The Tomato Frog (Dyscophus guineti) is named for its red coloration and roundness that resembles tomatos. They're part of the microhylidae family, commonly called narrow-mouthed frogs and is the largest family of frogs on earth.
For a pair of adult tomato frogs, a 20 gallon long or an 18x18x12 front opening enclosure is sufficient. As this species is semi-fossorial, a good substrate that facilitates this behavior, such as coco fiber, is best. Live plants that root in multiple places and don't need a lot of nutrients from the soil are idea for this type of setup. Pothos is a good example of an ideal plant to be used with Tomato Frogs. A clean water dish large enough for soaking should be avalable at all times in the enclosure.
Temperature for the Tomato Frog should be kept in the mid to low 70's, which is great for the typical home environment. Thermometers are a great way to monitor conditions within the tank.
Humidity should be kept within the 50-70% range, and can be monitored using a hygrometer.
Adult female Tomato Frogs can reach almost 4"" in length, where males only usually reach no more than 2.5"". They can live up to 10 years in captivity, though could live longer with ideal care.
Tomato Frogs have a deceptively small mouth in relation to their body size so, at most, they should be fed 1/2"" crickets or small dubia roaches. Smaller froglets can be fed 1/4"" crickets.

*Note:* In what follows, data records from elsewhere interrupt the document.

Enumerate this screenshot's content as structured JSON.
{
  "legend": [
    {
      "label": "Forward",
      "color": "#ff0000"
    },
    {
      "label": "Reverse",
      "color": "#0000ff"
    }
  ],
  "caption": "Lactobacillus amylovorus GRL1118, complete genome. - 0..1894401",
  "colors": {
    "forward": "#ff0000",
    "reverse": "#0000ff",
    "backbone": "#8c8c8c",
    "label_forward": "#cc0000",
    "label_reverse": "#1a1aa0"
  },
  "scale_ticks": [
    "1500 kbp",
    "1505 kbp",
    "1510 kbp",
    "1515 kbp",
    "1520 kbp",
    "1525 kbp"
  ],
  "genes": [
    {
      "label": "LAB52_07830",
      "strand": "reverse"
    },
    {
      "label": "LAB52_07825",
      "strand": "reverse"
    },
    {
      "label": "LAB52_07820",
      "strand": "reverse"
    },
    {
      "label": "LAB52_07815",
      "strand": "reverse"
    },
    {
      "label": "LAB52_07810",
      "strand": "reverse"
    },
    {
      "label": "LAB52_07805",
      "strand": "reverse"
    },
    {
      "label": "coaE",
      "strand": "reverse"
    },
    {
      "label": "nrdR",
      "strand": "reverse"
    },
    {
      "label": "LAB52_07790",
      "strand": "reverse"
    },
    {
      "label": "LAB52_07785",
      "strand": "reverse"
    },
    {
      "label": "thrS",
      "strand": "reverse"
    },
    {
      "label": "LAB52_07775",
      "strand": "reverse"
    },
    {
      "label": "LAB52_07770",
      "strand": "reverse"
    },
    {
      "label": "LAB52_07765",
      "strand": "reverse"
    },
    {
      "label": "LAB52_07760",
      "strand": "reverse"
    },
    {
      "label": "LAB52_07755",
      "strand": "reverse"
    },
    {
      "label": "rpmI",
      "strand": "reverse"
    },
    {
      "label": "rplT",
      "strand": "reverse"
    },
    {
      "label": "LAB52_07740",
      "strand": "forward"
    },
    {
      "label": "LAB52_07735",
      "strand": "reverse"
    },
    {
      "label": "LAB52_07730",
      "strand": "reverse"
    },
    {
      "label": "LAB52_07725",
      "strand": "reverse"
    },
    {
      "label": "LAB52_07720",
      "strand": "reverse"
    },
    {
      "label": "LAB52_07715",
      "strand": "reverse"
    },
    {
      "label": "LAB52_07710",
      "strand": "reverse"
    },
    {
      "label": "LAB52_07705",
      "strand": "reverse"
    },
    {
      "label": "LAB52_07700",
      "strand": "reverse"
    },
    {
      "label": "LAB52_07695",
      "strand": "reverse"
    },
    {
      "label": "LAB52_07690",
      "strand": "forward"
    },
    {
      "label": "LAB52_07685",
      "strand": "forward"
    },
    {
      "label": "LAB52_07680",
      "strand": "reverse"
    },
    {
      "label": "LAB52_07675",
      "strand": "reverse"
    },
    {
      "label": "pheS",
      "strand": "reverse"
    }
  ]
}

Sexing adult Tomato Frogs is pretty straightforward and can usually be done pretty reliably based on size. Other differences are that females are more red and males are more orange or yellow. You can can also see reproductive tracts on males on both sides of their bellies. These will appear as distinct white lines just under the skin.
Adult Tomato Frogs are much prettier than their offspring who are usually a light brown color separated from the white underbelly by a darker brown band starting at the eye. As they age, the coloration turns into an orange or red with the band and underbelly staying the same. Most individuals will also have a rhomboid marking on their backs.
As long as enough space is provided, more than 2 frogs can be kept in the same enclosure. Males generally aren't aggressive unless breeding conditions are met.
There's evidence that Tomato Frogs need to be cycled in order to breed, which involved an extended dry period followed by a period of steadily increasing humidity and heavy feeding. After this, the frogs should be placed in a rain chamber where the female can lay between 1000 and 1500 eggs. Tadpoles hatch after about 3 days and take about a month and a half to metamorphose.
This species occurs widely along the eastern rainforest belt of Madagascar, between 150-900 meters above sea level. It's a very secretive species and probably occurs at many more localities than records indicate. The northernmost locality (Sambava) has not been confirmed since its original description. Most records are concentrated in east-central Madagascar from Antsihanaka south to Fieranana, with isolated records further south at Vondrozo and Soavala (IUCN Redlist).
Tomato Frogs have long been desired in the hobby due to their bright red coloration and ease of care. However, they are classified as CITES II species, so imports are limited and captive breeding programs supply a good chunk of frogs in the hobby.